Christchurch Mayor encouraged insomniac architects

06 July 2011

Canterbury’s earthquakes caused further sleepless nights at the weekend, but this time the wakefulness was voluntary and for a good cause  -  the re-building of Christchurch.

Over 100 architects, landscape architects, landscape designers, engineers and associated industry personnel  from  New Zealand and overseas worked around the clock, without break, in a 48-Hour Design Challenge to produce design proposals for what parts of earthquake damaged central Christchurch could look like in the future after rebuilding.

The 48-hour Christchurch City Council event was held in Lincoln University’s School of Landscape Architecture in state-of-the-art design studios.

Opening the Challenge, Christchurch City Council’s Public Affairs General Manager Lydia Aydon, said the Government had tasked the City Council to come up with a plan.

“We have been given nine months to present the plan to the Government.”

A teleconference link then followed, to the offices of Manchester City Council and Sir Richard Leese, who led the rebuilding of inner-city Manchester after the devastation of an IRA bomb attack in 1996. 

“In Manchester we didn’t just want to re-build, we wanted to make it a better city,” he said.

The Challenge participants worked in teams, each allocated randomly to one of five different city sites for which they had to prepare designs, plans and proposals. Two members from each team were taken on an authorised visit of the Red Zone to see their locations at first hand.

The teams’ proposals were judged according to the incorporation of public space, green building elements, seismic stability and economic feasibility and there was an award ceremony on Sunday night.

Christchurch Mayor Bob Parker visited the Challenge and encouraged the participants.

“So much is in your hands,” he told participants. “Design well! We’ve got to make this the safest city on the planet.

“What you are doing here is, if it’s done well, will become the new heritage.”

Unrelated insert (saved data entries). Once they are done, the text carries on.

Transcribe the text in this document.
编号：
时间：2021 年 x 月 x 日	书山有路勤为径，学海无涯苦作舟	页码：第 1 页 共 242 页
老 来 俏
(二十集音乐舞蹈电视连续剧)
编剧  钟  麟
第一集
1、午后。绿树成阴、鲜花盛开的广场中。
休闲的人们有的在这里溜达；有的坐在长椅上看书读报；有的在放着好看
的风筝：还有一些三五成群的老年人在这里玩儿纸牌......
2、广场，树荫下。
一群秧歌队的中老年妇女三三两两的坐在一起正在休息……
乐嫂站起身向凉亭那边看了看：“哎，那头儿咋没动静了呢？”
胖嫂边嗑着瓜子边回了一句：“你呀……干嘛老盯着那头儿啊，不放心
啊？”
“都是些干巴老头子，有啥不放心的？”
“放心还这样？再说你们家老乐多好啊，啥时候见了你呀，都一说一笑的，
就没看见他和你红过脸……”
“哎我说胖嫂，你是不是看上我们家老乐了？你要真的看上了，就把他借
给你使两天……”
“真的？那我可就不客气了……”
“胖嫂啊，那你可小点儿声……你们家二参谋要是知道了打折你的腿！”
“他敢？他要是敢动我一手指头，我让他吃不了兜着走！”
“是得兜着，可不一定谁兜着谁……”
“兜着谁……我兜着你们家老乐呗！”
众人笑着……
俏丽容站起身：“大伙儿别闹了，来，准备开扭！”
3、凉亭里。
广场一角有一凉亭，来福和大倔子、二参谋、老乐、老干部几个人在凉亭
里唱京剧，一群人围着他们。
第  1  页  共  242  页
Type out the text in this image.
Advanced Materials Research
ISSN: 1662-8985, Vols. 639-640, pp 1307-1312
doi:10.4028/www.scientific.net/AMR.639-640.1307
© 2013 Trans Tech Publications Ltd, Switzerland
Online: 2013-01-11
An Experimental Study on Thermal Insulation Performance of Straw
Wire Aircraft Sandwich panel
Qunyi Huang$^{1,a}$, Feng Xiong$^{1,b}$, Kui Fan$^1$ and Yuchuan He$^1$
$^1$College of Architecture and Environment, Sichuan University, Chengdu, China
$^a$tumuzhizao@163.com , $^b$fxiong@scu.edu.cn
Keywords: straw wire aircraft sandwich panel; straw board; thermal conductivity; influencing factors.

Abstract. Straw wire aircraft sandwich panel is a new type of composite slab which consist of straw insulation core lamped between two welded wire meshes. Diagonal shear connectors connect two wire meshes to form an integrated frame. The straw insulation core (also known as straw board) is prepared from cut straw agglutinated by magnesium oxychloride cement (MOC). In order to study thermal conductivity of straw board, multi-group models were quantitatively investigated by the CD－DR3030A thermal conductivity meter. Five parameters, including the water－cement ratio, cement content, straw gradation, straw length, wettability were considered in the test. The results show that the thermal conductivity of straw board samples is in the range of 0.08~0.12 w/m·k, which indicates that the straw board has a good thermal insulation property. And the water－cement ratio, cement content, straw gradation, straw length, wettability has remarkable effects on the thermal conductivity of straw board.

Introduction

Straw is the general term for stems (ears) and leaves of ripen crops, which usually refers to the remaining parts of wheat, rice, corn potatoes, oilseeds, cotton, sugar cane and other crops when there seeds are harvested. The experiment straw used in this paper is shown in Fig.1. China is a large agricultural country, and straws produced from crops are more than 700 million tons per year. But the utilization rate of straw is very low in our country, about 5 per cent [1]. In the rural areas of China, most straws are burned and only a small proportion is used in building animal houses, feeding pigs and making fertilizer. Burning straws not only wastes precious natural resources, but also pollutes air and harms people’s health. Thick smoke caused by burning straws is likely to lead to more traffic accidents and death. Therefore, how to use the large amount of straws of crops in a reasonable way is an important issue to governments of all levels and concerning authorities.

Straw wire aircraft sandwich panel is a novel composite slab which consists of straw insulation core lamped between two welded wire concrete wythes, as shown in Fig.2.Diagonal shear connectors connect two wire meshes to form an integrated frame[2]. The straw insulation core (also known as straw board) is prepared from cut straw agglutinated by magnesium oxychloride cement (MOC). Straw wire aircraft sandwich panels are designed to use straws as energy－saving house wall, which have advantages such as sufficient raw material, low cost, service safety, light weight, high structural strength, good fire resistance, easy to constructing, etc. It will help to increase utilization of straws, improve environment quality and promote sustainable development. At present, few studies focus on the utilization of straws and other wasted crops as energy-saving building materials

Among individual site winners of the Challenge was the Lincoln University School of Landscape Architecture team led by Head of School Neil Challenger. This team produced proposals for The Press’  distribution centre site on Gloucester Street. The team members, pictured here, are from left:  Perry Turoa Royal, Erica Gilchrist, Jacky Lough, Laura Pyne, Silvia Tavares and Neil Challenger. Absent: Chris Bruin.
Jacky, Laura, Silvia and Chris are all doing postgraduate degrees in the School of Architecture. Perry is an architect with Royal Associates; Erica, a Lincoln University graduate, is a practitioner and on the staff of the School.

The overall supreme winning team, with a design for the Orion site and property bordered by Manchester, Gloucester and Armagh streets,  was led by NZ Wood Director Jason Guiver of Nelson.  Lincoln University’s Associate Professor of Landscape Architecture, Jacky Bowring, was a member of this team along with former Lincoln University staff member Di Lucas.